Kuwait: Free Speech and Assembly Under Attack
Some Protections Promised for Non-Citizens
(Kuwait City, January 31, 2011) – Kuwait carried out a major crackdown on freedom of expression and assembly during 2010, Human Rights Watch said today, in issuing its World Report 2011.
The 649-page report, the organization’s 21st annual review of human rights practices around the globe, summarizes major human rights issues in more than 90 countries worldwide. During 2010, the government tightened restrictions on public gatherings and began using violent methods of enforcement, Human Rights Watch said. Kuwait should allow activists to assemble peacefully and halt both state security cases and criminal defamation prosecutions against peaceful political activists, Human Rights Watch said.

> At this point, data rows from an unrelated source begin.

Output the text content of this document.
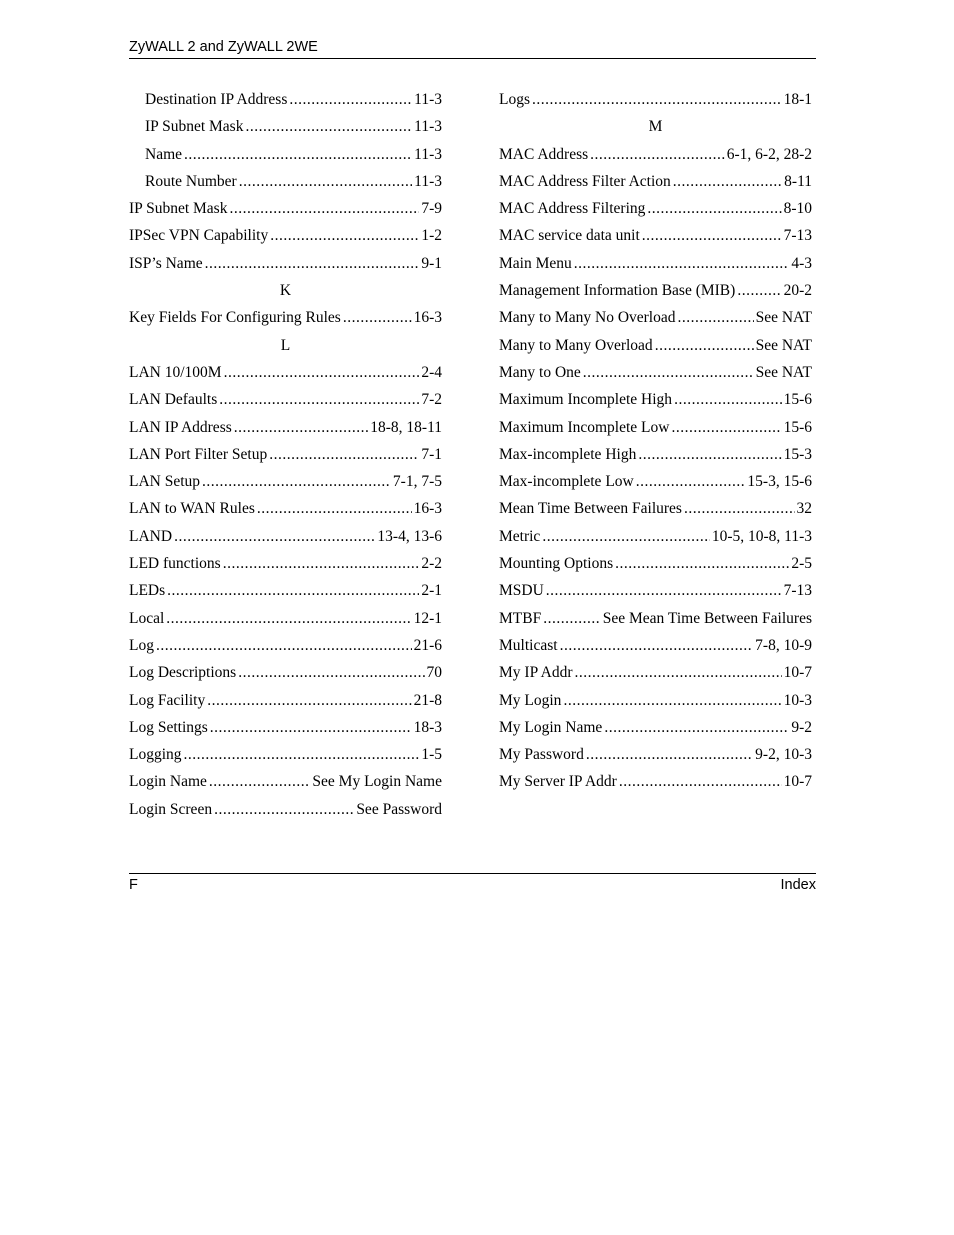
ZyWALL 2 and ZyWALL 2WE
Destination IP Address .....	11-3
IP Subnet Mask .....	11-3
Name .....	11-3
Route Number .....	11-3
IP Subnet Mask .....	7-9
IPSec VPN Capability .....	1-2
ISP’s Name .....	9-1
K
Key Fields For Configuring Rules .....	16-3
L
LAN 10/100M .....	2-4
LAN Defaults .....	7-2
LAN IP Address .....	18-8, 18-11
LAN Port Filter Setup .....	7-1
LAN Setup .....	7-1, 7-5
LAN to WAN Rules .....	16-3
LAND .....	13-4, 13-6
LED functions .....	2-2
LEDs .....	2-1
Local .....	12-1
Log .....	21-6
Log Descriptions .....	70
Log Facility .....	21-8
Log Settings .....	18-3
Logging .....	1-5
Login Name .....	See My Login Name
Login Screen .....	See Password
Logs .....	18-1
M
MAC Address .....	6-1, 6-2, 28-2
MAC Address Filter Action .....	8-11
MAC Address Filtering .....	8-10
MAC service data unit .....	7-13
Main Menu .....	4-3
Management Information Base (MIB) .....	20-2
Many to Many No Overload .....	See NAT
Many to Many Overload .....	See NAT
Many to One .....	See NAT
Maximum Incomplete High .....	15-6
Maximum Incomplete Low .....	15-6
Max-incomplete High .....	15-3
Max-incomplete Low .....	15-3, 15-6
Mean Time Between Failures .....	32
Metric .....	10-5, 10-8, 11-3
Mounting Options .....	2-5
MSDU .....	7-13
MTBF .....	See Mean Time Between Failures
Multicast .....	7-8, 10-9
My IP Addr .....	10-7
My Login .....	10-3
My Login Name .....	9-2
My Password .....	9-2, 10-3
My Server IP Addr .....	10-7
F	Index
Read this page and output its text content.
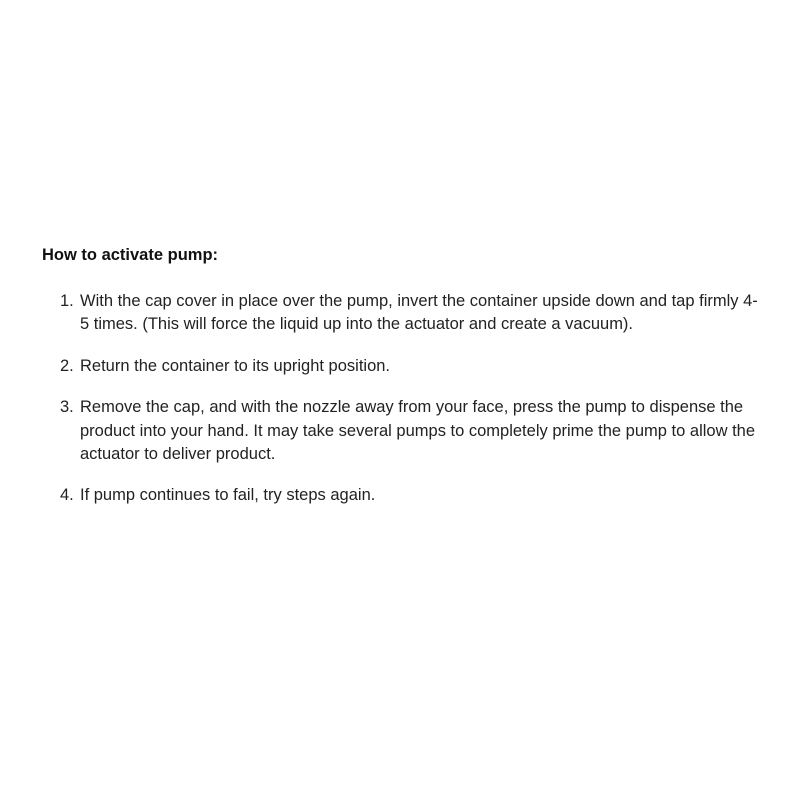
How to activate pump:
1. With the cap cover in place over the pump, invert the container upside down and tap firmly 4-5 times. (This will force the liquid up into the actuator and create a vacuum).
2. Return the container to its upright position.
3. Remove the cap, and with the nozzle away from your face, press the pump to dispense the product into your hand. It may take several pumps to completely prime the pump to allow the actuator to deliver product.
4. If pump continues to fail, try steps again.
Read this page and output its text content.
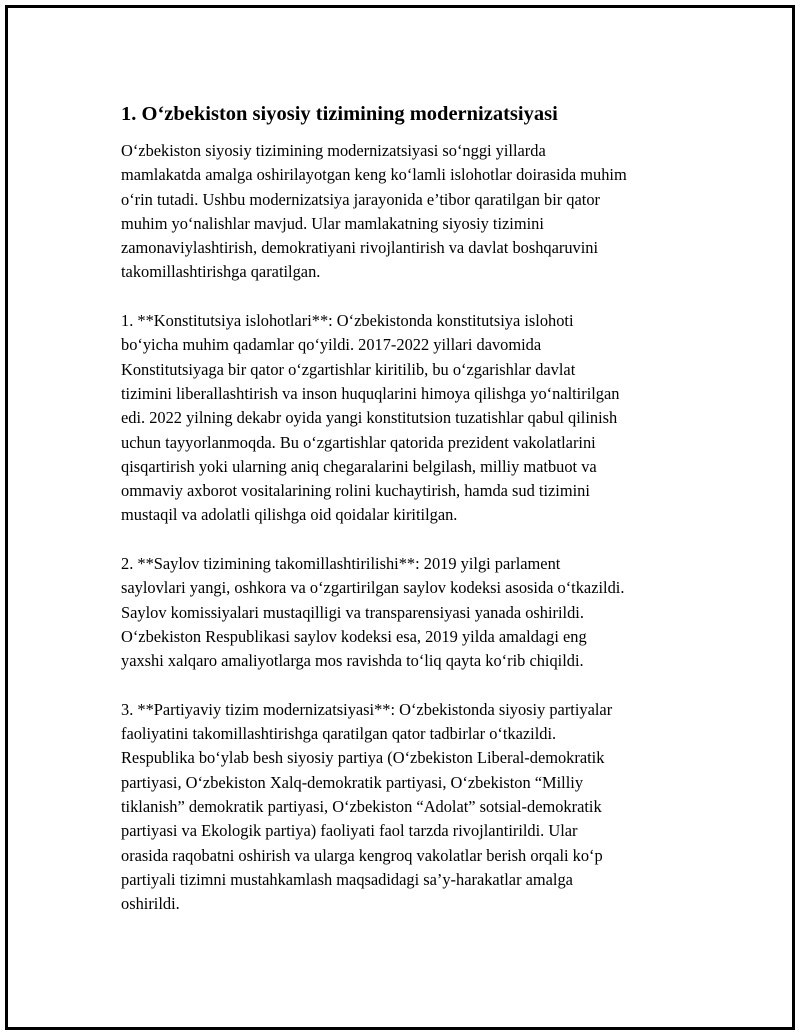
1. O‘zbekiston siyosiy tizimining modernizatsiyasi

O‘zbekiston siyosiy tizimining modernizatsiyasi so‘nggi yillarda
mamlakatda amalga oshirilayotgan keng ko‘lamli islohotlar doirasida muhim
o‘rin tutadi. Ushbu modernizatsiya jarayonida e’tibor qaratilgan bir qator
muhim yo‘nalishlar mavjud. Ular mamlakatning siyosiy tizimini
zamonaviylashtirish, demokratiyani rivojlantirish va davlat boshqaruvini
takomillashtirishga qaratilgan.

1. **Konstitutsiya islohotlari**: O‘zbekistonda konstitutsiya islohoti
bo‘yicha muhim qadamlar qo‘yildi. 2017-2022 yillari davomida
Konstitutsiyaga bir qator o‘zgartishlar kiritilib, bu o‘zgarishlar davlat
tizimini liberallashtirish va inson huquqlarini himoya qilishga yo‘naltirilgan
edi. 2022 yilning dekabr oyida yangi konstitutsion tuzatishlar qabul qilinish
uchun tayyorlanmoqda. Bu o‘zgartishlar qatorida prezident vakolatlarini
qisqartirish yoki ularning aniq chegaralarini belgilash, milliy matbuot va
ommaviy axborot vositalarining rolini kuchaytirish, hamda sud tizimini
mustaqil va adolatli qilishga oid qoidalar kiritilgan.

2. **Saylov tizimining takomillashtirilishi**: 2019 yilgi parlament
saylovlari yangi, oshkora va o‘zgartirilgan saylov kodeksi asosida o‘tkazildi.
Saylov komissiyalari mustaqilligi va transparensiyasi yanada oshirildi.
O‘zbekiston Respublikasi saylov kodeksi esa, 2019 yilda amaldagi eng
yaxshi xalqaro amaliyotlarga mos ravishda to‘liq qayta ko‘rib chiqildi.

3. **Partiyaviy tizim modernizatsiyasi**: O‘zbekistonda siyosiy partiyalar
faoliyatini takomillashtirishga qaratilgan qator tadbirlar o‘tkazildi.
Respublika bo‘ylab besh siyosiy partiya (O‘zbekiston Liberal-demokratik
partiyasi, O‘zbekiston Xalq-demokratik partiyasi, O‘zbekiston “Milliy
tiklanish” demokratik partiyasi, O‘zbekiston “Adolat” sotsial-demokratik
partiyasi va Ekologik partiya) faoliyati faol tarzda rivojlantirildi. Ular
orasida raqobatni oshirish va ularga kengroq vakolatlar berish orqali ko‘p
partiyali tizimni mustahkamlash maqsadidagi sa’y-harakatlar amalga
oshirildi.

“This year, Kuwait’s government grew more and more comfortable harassing Kuwaitis who dared criticize the government,” said Sarah Leah Whitson, Middle East director at Human Rights Watch. “Watching what’s happening in the streets of Egypt and Tunisia, the Kuwaiti government should think long and hard about depriving people of their basic human rights to free speech and assembly.”
In April, government security agents arrested and summarily deported over 30 Egyptian residents who had gathered in a local café to discuss support for the Egyptian reform advocate Mohammed El Baradei.
In September, the interior ministry issued a decision banning public gatherings without prior approval. The ministry later said this ban included a prohibition on outdoor gatherings, in particular gatherings outside of diwaniyas, or traditional discussion salons held in private homes that occur almost daily in Kuwait. Local civil society activists criticized the decision as an unduly burdensome restriction of their freedom to peacefully assemble.